Published on July 27, 2011        Author: 

The government of Colonel Gaddafi has recently issued a decree abolishing all charges in Libya’s ports in an interesting attempt to avoid the effect of sanctions imposed by the United Nations Security Council. The Security Council by Resolution 1970 and 1973 has imposed targetted sanctions on certain Libyan individuals and entities (including travel bans and asset freezes). In particular, under, para. 19 of SC Res 1973 the Council decided that:

that all States shall ensure that any funds, financial assets or economic resources are prevented from being made available by their nationals or by any individuals or entities within their territories, to or for the benefit of the Libyan authorities, as designated by the Committee, or individuals or entities acting on their behalf or at their direction, or entities owned or controlled by them . . .

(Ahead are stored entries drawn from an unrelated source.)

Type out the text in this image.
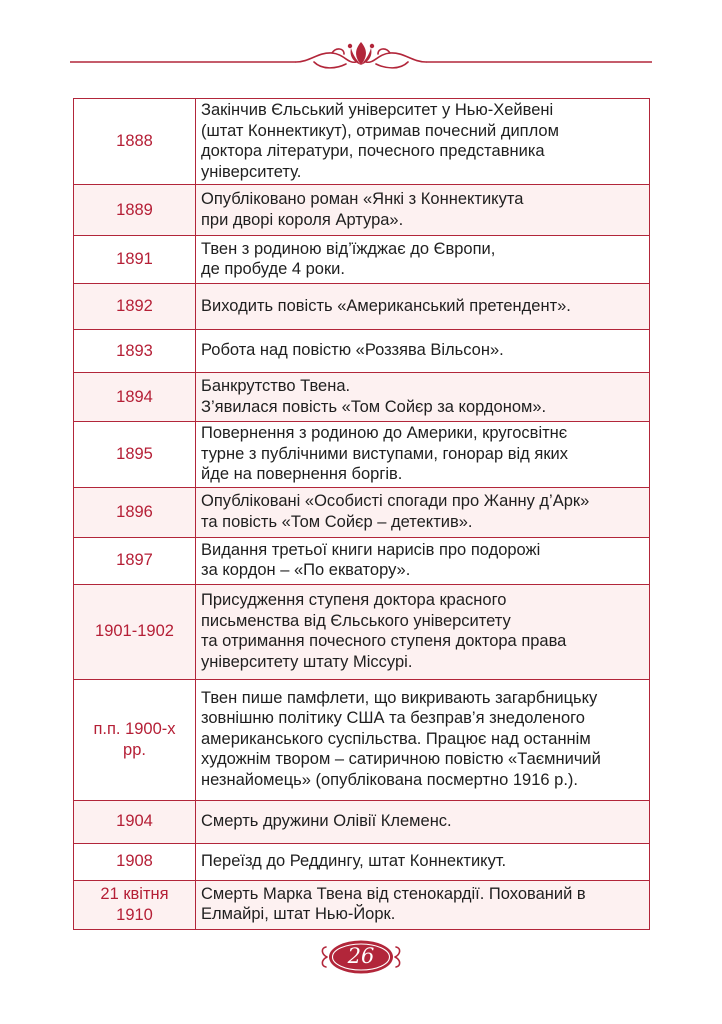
1888	Закінчив Єльський університет у Нью-Хейвені
(штат Коннектикут), отримав почесний диплом
доктора літератури, почесного представника
університету.
1889	Опубліковано роман «Янкі з Коннектикута
при дворі короля Артура».
1891	Твен з родиною від’їжджає до Європи,
де пробуде 4 роки.
1892	Виходить повість «Американський претендент».
1893	Робота над повістю «Роззява Вільсон».
1894	Банкрутство Твена.
З’явилася повість «Том Сойєр за кордоном».
1895	Повернення з родиною до Америки, кругосвітнє
турне з публічними виступами, гонорар від яких
йде на повернення боргів.
1896	Опубліковані «Особисті спогади про Жанну д’Арк»
та повість «Том Сойєр – детектив».
1897	Видання третьої книги нарисів про подорожі
за кордон – «По екватору».
1901-1902	Присудження ступеня доктора красного
письменства від Єльського університету
та отримання почесного ступеня доктора права
університету штату Міссурі.
п.п. 1900-х рр.	Твен пише памфлети, що викривають загарбницьку
зовнішню політику США та безправ’я знедоленого
американського суспільства. Працює над останнім
художнім твором – сатиричною повістю «Таємничий
незнайомець» (опублікована посмертно 1916 р.).
1904	Смерть дружини Олівії Клеменс.
1908	Переїзд до Реддингу, штат Коннектикут.
21 квітня 1910	Смерть Марка Твена від стенокардії. Похований в
Елмайрі, штат Нью-Йорк.
26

Clearly, this provision was not intended to impose a comprehensive trade ban with Libya as it does not expressly prevent the export of goods to Libyan territory in general (nor importation from Libyan territory in general). The provision is intended to prevent transfers of funds or assets to the Libyan authorities (meaning the government of Colonel Gaddafi).  However, if exporters to Libya (or those wishing to export from Libya) are required to pay charges to the Libyan government when their vessels and goods are at a Libyan port, they will be caught by this provision as they will then be making funds available to the Libyan authorities. So some smart lawyer must have told the Libyan government that in order to avoid what will in effect be a comprehensive ban on trade with Gaddafi controlled Libya they need to avoid the port charges.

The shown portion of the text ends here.